Masa selanjutnya, pada repelita ke-3 (1979-1983) ada penekanan yang lebih mendalam
terhadap kepentingan pertahanan dan keamanan. Pelaksanaan transmigrasi spontan lebih
didorong lagi dengan mengembangkan kegiatan ekonomi di luar pulau Jawa guna menarik minat
calon transmigran. Target pemindahan transmigran sebanyak 250 ribu keluarga dapat dicapai,
bahkan terlampaui sebanyak dua kali lipat. Pemerintah berhasil memberangkatkan sebanyak 500
ribu keluarga. Mengingat keberhasilan pada repelita ke-3, maka pada repelita ke-4 target
transmigran ditingkatkan lagi menjadi 750 ribu keluarga atau 3,75 juta orang. Pada akhir bulan
Oktober 1985 telah berhasil diberangkatkan sebanyak 350.606 keluarga atau 1.163.771 orang.
Pada periode ini diintroduksi konsep tentang pelestarian lingkungan, sehingga transmigrasi juga
diberi misi agar bisa memulihkan sumber daya alam yang sudah tereksploitasi dan memelihara
lingkungan hidup.
16
c. Masa Reformasi
Jumlah penduduk yang berhasil dipindahkan dalam program transmigrasi, terus
meningkat dari tahun ke tahun. Walaupun demikian tetap tidak bisa mengejar bertambahnya
jumlah penduduk di pulau Jawa. Sebab fertilitas di pulau Jawa jauh melebihi angka penduduk
yang dapat dipindahkan ke luar pulau Jawa. Dengan demikian, jika dilihat dari aspek demografis
yang dikaitkan dengan pengurangan penduduk di pulau Jawa, program transmigrasi ini tidak
mencapai sasarannya.
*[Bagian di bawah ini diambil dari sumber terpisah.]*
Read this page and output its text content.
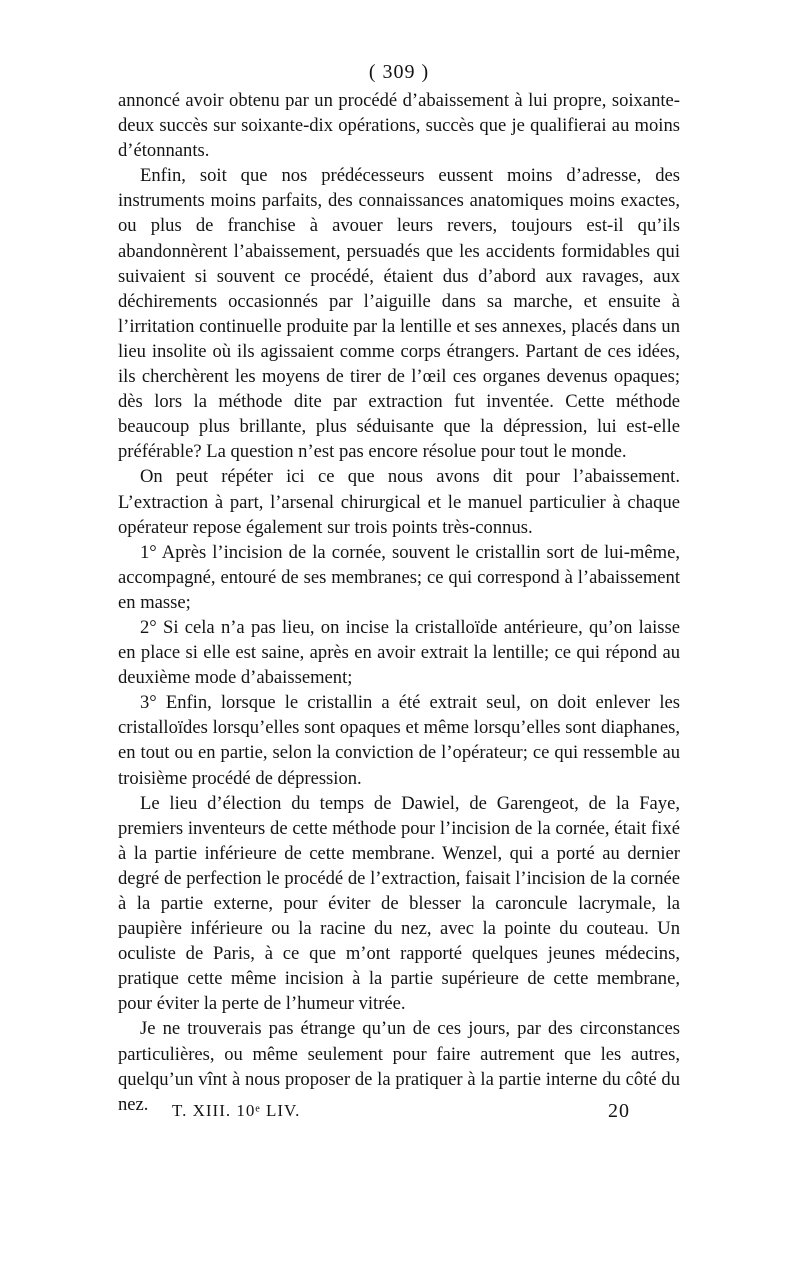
( 309 )

annoncé avoir obtenu par un procédé d’abaissement à lui propre, soixante-deux succès sur soixante-dix opérations, succès que je qualifierai au moins d’étonnants.

Enfin, soit que nos prédécesseurs eussent moins d’adresse, des instruments moins parfaits, des connaissances anatomiques moins exactes, ou plus de franchise à avouer leurs revers, toujours est-il qu’ils abandonnèrent l’abaissement, persuadés que les accidents formidables qui suivaient si souvent ce procédé, étaient dus d’abord aux ravages, aux déchirements occasionnés par l’aiguille dans sa marche, et ensuite à l’irritation continuelle produite par la lentille et ses annexes, placés dans un lieu insolite où ils agissaient comme corps étrangers. Partant de ces idées, ils cherchèrent les moyens de tirer de l’œil ces organes devenus opaques; dès lors la méthode dite par extraction fut inventée. Cette méthode beaucoup plus brillante, plus séduisante que la dépression, lui est-elle préférable? La question n’est pas encore résolue pour tout le monde.

On peut répéter ici ce que nous avons dit pour l’abaissement. L’extraction à part, l’arsenal chirurgical et le manuel particulier à chaque opérateur repose également sur trois points très-connus.

1° Après l’incision de la cornée, souvent le cristallin sort de lui-même, accompagné, entouré de ses membranes; ce qui correspond à l’abaissement en masse;

2° Si cela n’a pas lieu, on incise la cristalloïde antérieure, qu’on laisse en place si elle est saine, après en avoir extrait la lentille; ce qui répond au deuxième mode d’abaissement;

3° Enfin, lorsque le cristallin a été extrait seul, on doit enlever les cristalloïdes lorsqu’elles sont opaques et même lorsqu’elles sont diaphanes, en tout ou en partie, selon la conviction de l’opérateur; ce qui ressemble au troisième procédé de dépression.

Le lieu d’élection du temps de Dawiel, de Garengeot, de la Faye, premiers inventeurs de cette méthode pour l’incision de la cornée, était fixé à la partie inférieure de cette membrane. Wenzel, qui a porté au dernier degré de perfection le procédé de l’extraction, faisait l’incision de la cornée à la partie externe, pour éviter de blesser la caroncule lacrymale, la paupière inférieure ou la racine du nez, avec la pointe du couteau. Un oculiste de Paris, à ce que m’ont rapporté quelques jeunes médecins, pratique cette même incision à la partie supérieure de cette membrane, pour éviter la perte de l’humeur vitrée.

Je ne trouverais pas étrange qu’un de ces jours, par des circonstances particulières, ou même seulement pour faire autrement que les autres, quelqu’un vînt à nous proposer de la pratiquer à la partie interne du côté du nez.	T. XIII. 10ᵉ LIV.	20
Diakui pula oleh Departemen Transmigrasi dan Pemukiman Perambah
Hutan, bahwa pelaksanaan transmigrasi yang telah dilaksanakan hingga jaman orde baru belum
memberikan pengaruh yang merata, baik ditinjau dari sisi mikro yaitu tingkat perkembangan
UPT/Desa, maupun makro yaitu pada percepatan pertumbuhan wilayah. Pembangunan
transmigrasi pun belum berhasil menjadi pendorong pembangunan, karena belum dapat
memberikan kontribusi yang optimal dalam pembangunan wilayah. Mengingat kondisi seperti di
atas, perlu dicari paradigma baru dalam pembangunan transmigrasi. Paradigma baru yang sudah
jauh berbeda dengan paradigma lama, terjadi dengan dikeluarkannya Undangundang No. 5/1997.
Pelaksanaan transmigrasi tidak lagi difokuskan pada pemecahan masalah persebaran penduduk,
yang selama 90 tahun terakhir memang tidak berhasil dipecahkan, namun bergeser pada
pengembangan ekonomi dan pembangunan daerah. Dalam Undang-undang tersebut dinyatakan,
bahwa tujuan transmigrasi adalah:
(1) untuk meingkatkan kesejahteraan transmigran dan masyarakat sekitar,
(2) meningkatkan pemerataan pembangunan daerah, dan
(3) memperkuat persatuan dan kesatuan bangsa.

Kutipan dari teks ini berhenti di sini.